- Born: December 7, 1951 Buenos Aires, Argentina
- Died: January 28, 2005 (aged 53) Buenos Aires, Argentina
- Area: Artist

= Daniel Branca =

Argentine comic artist (1951–2005)

Daniel Branca (December 7, 1951 - January 28, 2005) was an Argentine comic artist known for his work on Disney comic books.

==Biography==
Born in Buenos Aires, Branca got interested in comics and arts at an early age, and started his career working for a children's magazine at 14. At 16, Branca found employment as assistant animator for an advertising company. During the 1970s, he worked with Oscar Fernández, producing various comics for Argentine magazines: "El Sátiro Virgen", "El Mono Relojero". Branca's history as an animator shows clearly in his drawing style, which is elastic and energetic.

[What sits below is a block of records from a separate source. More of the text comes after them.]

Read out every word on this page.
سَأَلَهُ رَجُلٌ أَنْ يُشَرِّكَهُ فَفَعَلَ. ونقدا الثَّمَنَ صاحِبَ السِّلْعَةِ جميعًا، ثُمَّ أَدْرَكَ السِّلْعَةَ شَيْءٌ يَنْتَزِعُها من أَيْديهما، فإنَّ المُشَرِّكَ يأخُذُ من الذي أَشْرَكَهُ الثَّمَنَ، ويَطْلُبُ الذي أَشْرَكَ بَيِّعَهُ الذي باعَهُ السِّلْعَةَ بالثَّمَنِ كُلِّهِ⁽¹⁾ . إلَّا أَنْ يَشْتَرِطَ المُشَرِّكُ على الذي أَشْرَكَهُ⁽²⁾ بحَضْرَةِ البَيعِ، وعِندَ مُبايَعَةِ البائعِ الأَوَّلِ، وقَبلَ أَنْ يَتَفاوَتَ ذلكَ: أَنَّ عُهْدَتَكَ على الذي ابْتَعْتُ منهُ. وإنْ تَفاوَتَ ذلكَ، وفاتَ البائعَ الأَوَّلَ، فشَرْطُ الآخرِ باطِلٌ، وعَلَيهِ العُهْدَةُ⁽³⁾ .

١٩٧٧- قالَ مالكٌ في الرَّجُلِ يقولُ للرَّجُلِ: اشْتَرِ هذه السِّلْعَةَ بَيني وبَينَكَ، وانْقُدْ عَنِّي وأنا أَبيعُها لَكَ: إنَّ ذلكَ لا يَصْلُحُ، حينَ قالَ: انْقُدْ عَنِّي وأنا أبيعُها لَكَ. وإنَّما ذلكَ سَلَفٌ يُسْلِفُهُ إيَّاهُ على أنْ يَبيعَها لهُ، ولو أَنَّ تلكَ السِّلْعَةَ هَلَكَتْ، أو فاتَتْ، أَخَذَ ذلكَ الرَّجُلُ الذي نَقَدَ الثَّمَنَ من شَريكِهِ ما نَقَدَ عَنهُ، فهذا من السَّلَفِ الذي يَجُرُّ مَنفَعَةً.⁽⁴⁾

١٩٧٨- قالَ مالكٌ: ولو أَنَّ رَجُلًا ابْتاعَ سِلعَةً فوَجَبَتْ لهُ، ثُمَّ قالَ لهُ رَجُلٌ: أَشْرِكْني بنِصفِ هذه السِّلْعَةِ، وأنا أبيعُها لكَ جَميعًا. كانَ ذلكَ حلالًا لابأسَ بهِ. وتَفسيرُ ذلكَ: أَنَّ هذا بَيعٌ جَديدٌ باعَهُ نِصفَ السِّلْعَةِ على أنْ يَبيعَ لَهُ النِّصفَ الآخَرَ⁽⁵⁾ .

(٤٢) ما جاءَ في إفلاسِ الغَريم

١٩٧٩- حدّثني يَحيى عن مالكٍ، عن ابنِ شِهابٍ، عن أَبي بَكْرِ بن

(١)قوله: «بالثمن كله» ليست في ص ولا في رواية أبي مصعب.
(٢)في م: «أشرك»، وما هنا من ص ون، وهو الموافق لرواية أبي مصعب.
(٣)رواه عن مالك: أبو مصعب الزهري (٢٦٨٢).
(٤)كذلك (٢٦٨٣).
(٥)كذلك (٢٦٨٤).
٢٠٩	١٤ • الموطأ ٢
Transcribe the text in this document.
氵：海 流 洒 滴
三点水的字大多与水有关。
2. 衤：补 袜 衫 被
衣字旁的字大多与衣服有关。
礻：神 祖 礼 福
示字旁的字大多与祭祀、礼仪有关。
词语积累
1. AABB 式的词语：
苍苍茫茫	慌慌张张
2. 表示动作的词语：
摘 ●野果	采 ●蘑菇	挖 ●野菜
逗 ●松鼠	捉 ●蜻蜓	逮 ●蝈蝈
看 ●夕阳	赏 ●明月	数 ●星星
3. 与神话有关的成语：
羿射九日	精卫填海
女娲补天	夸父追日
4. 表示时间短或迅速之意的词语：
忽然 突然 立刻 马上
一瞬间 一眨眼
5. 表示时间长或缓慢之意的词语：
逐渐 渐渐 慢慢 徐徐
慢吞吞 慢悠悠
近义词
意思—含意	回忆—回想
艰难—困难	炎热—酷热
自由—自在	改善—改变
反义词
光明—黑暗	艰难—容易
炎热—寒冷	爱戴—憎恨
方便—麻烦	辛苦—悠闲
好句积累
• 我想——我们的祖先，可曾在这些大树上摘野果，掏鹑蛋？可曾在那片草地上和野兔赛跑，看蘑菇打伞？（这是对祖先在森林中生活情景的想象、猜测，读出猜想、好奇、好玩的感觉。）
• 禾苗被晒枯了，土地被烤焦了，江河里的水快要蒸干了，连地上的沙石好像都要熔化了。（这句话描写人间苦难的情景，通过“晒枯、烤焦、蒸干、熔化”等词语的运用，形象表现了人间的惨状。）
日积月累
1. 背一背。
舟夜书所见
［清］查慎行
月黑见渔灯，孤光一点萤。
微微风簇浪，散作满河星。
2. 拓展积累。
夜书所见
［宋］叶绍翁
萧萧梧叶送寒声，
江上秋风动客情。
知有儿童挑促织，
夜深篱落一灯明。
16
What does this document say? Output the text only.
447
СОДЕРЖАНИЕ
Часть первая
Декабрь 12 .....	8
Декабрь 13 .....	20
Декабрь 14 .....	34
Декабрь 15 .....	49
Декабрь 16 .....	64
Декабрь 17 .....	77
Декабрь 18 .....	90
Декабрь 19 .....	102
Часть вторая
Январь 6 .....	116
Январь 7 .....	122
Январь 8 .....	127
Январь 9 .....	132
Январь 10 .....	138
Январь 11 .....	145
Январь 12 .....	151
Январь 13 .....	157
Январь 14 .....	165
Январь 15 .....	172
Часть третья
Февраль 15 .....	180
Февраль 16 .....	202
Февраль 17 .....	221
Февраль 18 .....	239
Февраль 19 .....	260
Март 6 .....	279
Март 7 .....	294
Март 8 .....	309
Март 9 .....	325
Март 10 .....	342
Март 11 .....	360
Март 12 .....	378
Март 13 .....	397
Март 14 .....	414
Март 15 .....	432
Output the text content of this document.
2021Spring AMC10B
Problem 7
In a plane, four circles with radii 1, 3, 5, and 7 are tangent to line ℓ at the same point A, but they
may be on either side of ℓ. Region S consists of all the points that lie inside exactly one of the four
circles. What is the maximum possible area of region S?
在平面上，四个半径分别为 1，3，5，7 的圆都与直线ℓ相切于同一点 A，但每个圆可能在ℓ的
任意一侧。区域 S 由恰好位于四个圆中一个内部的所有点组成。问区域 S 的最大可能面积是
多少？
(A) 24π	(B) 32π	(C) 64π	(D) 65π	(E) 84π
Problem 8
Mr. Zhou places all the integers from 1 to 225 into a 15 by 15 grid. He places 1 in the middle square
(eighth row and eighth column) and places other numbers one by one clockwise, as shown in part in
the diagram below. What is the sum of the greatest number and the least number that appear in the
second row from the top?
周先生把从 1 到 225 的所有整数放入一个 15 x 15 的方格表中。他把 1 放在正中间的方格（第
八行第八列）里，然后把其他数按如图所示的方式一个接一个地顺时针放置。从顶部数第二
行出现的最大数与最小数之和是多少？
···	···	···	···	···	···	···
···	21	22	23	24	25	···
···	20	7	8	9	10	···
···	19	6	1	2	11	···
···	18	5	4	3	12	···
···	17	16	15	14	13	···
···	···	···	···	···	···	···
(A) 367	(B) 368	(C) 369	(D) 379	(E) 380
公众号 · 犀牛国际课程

Branca and Fernández moved to Barcelona, Spain, in 1976. After their collaboration Caramelot, Branca began to illustrate Disney comics for the Danish publisher Egmont. He was one of the most acclaimed and productive Disney artist in the 1980s and early 1990s, one of his specialties was his portrayal of Donald Duck's dog, Bolivar. After moving first to Paris and then to Mallorca, Branca settled down in Buenos Aires again in 1995. During the 1990s, he did the comic Montana.

Daniel Branca died at 53 of a heart attack.